My New.data object looks like this:

num [1:17215, 1:20286] 0 0 0 0 0 0 0 0 0 0 ...

  • attr(, "dimnames")=List of 2 ..$ : Named chr [1:17215] "26155" "339451" "84069" "57801" ... .. ..- attr(, "names")= chr [1:17215] "NOC2L" "KLHL17" "PLEKHN1" "HES4" ... ..$ : chr [1:20286] "AAACCTGAGTCGTTTG_1" "AAACCTGAGTGGTCCC_1" "AAACCTGAGTGTACCT_1" "AAACCTGCACAACGTT_1" ...

Can you see what is going wrong here?

Best, Katharina

ChenWeiyan commented 3 years ago

Hi Katharina,

I forgot to mention that the output of GeneMap_opt under GeneMapG is a named vector.

You need to set

names(rownames(New.data)) <- NULL

right before

DoIntegPPI(exp.m = New.data, ppiA.m = net17Jan16.m, log_trans = TRUE)

Best, Weiyan

KatharinaKohler commented 3 years ago

Hi Weiyan,

Thank you so much for that! This part works now but I am still having the same problems with CompSRana as before. I am sorry for bothering again but I am very stuck with this. When I try to run CompSRana, I get the warning:

Warning message: In mclapply(idx.l, CompSRanaPRL, exp.m = Integration.l$expMC, adj.m = Integration.l$adjMC, : scheduled cores 1, 2, 3, 4, 5, 6, 7, 8, 9, 10, 11, 12, 13, 14, 15, 16, 17, 18, 19, 20, 21, 22, 23, 24, 25, 26, 27, 28, 29, 30, 31, 32, 33, 34, 35, 36, 37, 38, 39, 40 did not deliver results, all values of the jobs will be affected

If I ignore this and continue I would get the same problem as Indranil. The SR values are NULL and SR.o$SR is a list instead of a vector.

My Integration.l object look like this (which in my eyes seems fine):

str(Integration.l) List of 3 $ expMC: num [1:9949, 1:20286] 0.138 0.138 2.712 0.138 0.138 ... ..- attr(, "dimnames")=List of 2 .. ..$ : chr [1:9949] "29974" "339" "3837" "988" ... .. ..$ : chr [1:20286] "AAACCTGAGTCGTTTG_1" "AAACCTGAGTGGTCCC_1" "AAACCTGAGTGTACCT_1" "AAACCTGCACAACGTT_1" ... $ adjMC: num [1:9949, 1:9949] 0 1 1 1 1 1 1 1 1 1 ... ..- attr(, "dimnames")=List of 2 .. ..$ : chr [1:9949] "29974" "339" "3837" "988" ... .. ..$ : chr [1:9949] "29974" "339" "3837" "988" ... $ data : num [1:17215, 1:20286] 0.138 0.138 0.138 0.138 0.138 ... ..- attr(*, "dimnames")=List of 2 .. ..$ : chr [1:17215] "26155" "339451" "84069" "57801" ... .. ..$ : chr [1:20286] "AAACCTGAGTCGTTTG_1" "AAACCTGAGTGGTCCC_1" "AAACCTGAGTGTACCT_1" "AAACCTGCACAACGTT_1" ...

In case you have a clue what I could be doing wrong I would be very happy about any tip!

Best, Katharina

ChenWeiyan commented 3 years ago

Hi Katharina,

The integration of data and PPI network looks fine now.

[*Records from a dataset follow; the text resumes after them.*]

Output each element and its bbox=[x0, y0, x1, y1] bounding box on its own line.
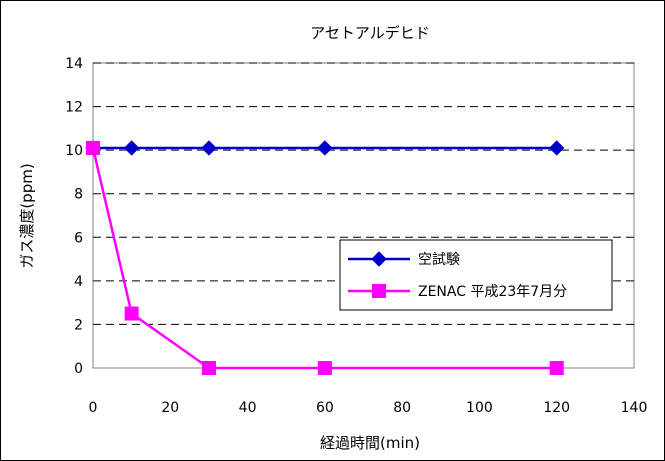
data-point bbox=[201, 361, 216, 375]
data-point bbox=[124, 306, 139, 321]
y-tick-label: 6 bbox=[74, 230, 83, 246]
plot-area bbox=[92, 62, 635, 369]
x-tick-label: 120 bbox=[543, 400, 570, 416]
y-tick-label: 14 bbox=[65, 56, 83, 72]
y-tick-label: 12 bbox=[65, 100, 83, 116]
y-axis-title: ガス濃度(ppm) bbox=[18, 163, 36, 268]
x-axis-title: 経過時間(min) bbox=[320, 434, 420, 452]
data-point bbox=[549, 361, 564, 375]
y-tick-label: 10 bbox=[65, 143, 83, 159]
x-axis-ticks: 0 20 40 60 80 100 120 140 bbox=[89, 400, 648, 416]
legend-marker bbox=[372, 284, 386, 298]
legend-marker bbox=[371, 251, 387, 267]
chart-title: アセトアルデヒド bbox=[310, 24, 430, 42]
y-tick-label: 4 bbox=[74, 274, 83, 290]
x-tick-label: 40 bbox=[239, 400, 257, 416]
y-tick-label: 0 bbox=[74, 361, 83, 377]
x-tick-label: 140 bbox=[621, 400, 648, 416]
data-point bbox=[549, 140, 565, 156]
legend-entry: 空試験 bbox=[348, 251, 460, 268]
legend: 空試験 ZENAC 平成23年7月分 bbox=[339, 239, 613, 311]
series-layer bbox=[85, 140, 565, 375]
x-tick-label: 60 bbox=[316, 400, 334, 416]
y-tick-label: 2 bbox=[74, 317, 83, 333]
legend-label: 空試験 bbox=[418, 252, 460, 268]
x-tick-label: 80 bbox=[393, 400, 411, 416]
x-tick-label: 100 bbox=[466, 400, 493, 416]
data-point bbox=[317, 140, 333, 156]
data-point bbox=[201, 140, 217, 156]
x-tick-label: 0 bbox=[89, 400, 98, 416]
data-point bbox=[317, 361, 332, 375]
series-1 bbox=[86, 140, 564, 375]
legend-entry: ZENAC 平成23年7月分 bbox=[348, 284, 567, 300]
legend-label: ZENAC 平成23年7月分 bbox=[418, 284, 567, 300]
legend-box bbox=[339, 239, 613, 311]
data-point bbox=[86, 140, 100, 155]
data-point bbox=[123, 140, 140, 156]
x-tick-label: 20 bbox=[161, 400, 179, 416]
y-tick-label: 8 bbox=[74, 187, 83, 203]
y-axis-ticks: 0 2 4 6 8 10 12 14 bbox=[65, 56, 83, 377]
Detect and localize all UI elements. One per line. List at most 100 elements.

The warning itself indicates you will not obtain SR correctly for all cells. So I am afraid it cannot be ignored for good.

Warning message:
In mclapply(idx.l, CompSRanaPRL, exp.m = Integration.l$expMC, adj.m = Integration.l$adjMC, :
scheduled cores 1, 2, 3, 4, 5, 6, 7, 8, 9, 10, 11, 12, 13, 14, 15, 16, 17, 18, 19, 20, 
21, 22, 23, 24, 25, 26, 27, 28, 29, 30, 31, 32, 33, 34, 35, 36, 
37, 38, 39, 40 did not deliver results, all values of the jobs will be affected

In fact, I have encountered such situation before. In my case, I was using Linux Server with CentOS 7. And it threw such warning because of running out of memory since the parallel task consumed too much memory. It went away after I changed the mc.cores into a smaller number.

In your case, I am not sure if it exactly the same. But I suspect you are running on a server too, since you have at least 40 cores to run :) So lowering down the core number may help. And in your case, your cell number is reasonably large, i.e ~20k. So you probably need to check the memory use of your R process first, and then estimate a reasonable core number based on such memory, In case your overall memory would overflow.

Best, Weiyan

ChenWeiyan commented 3 years ago

I closed this issue for now since inactivation. Please reopen if needed.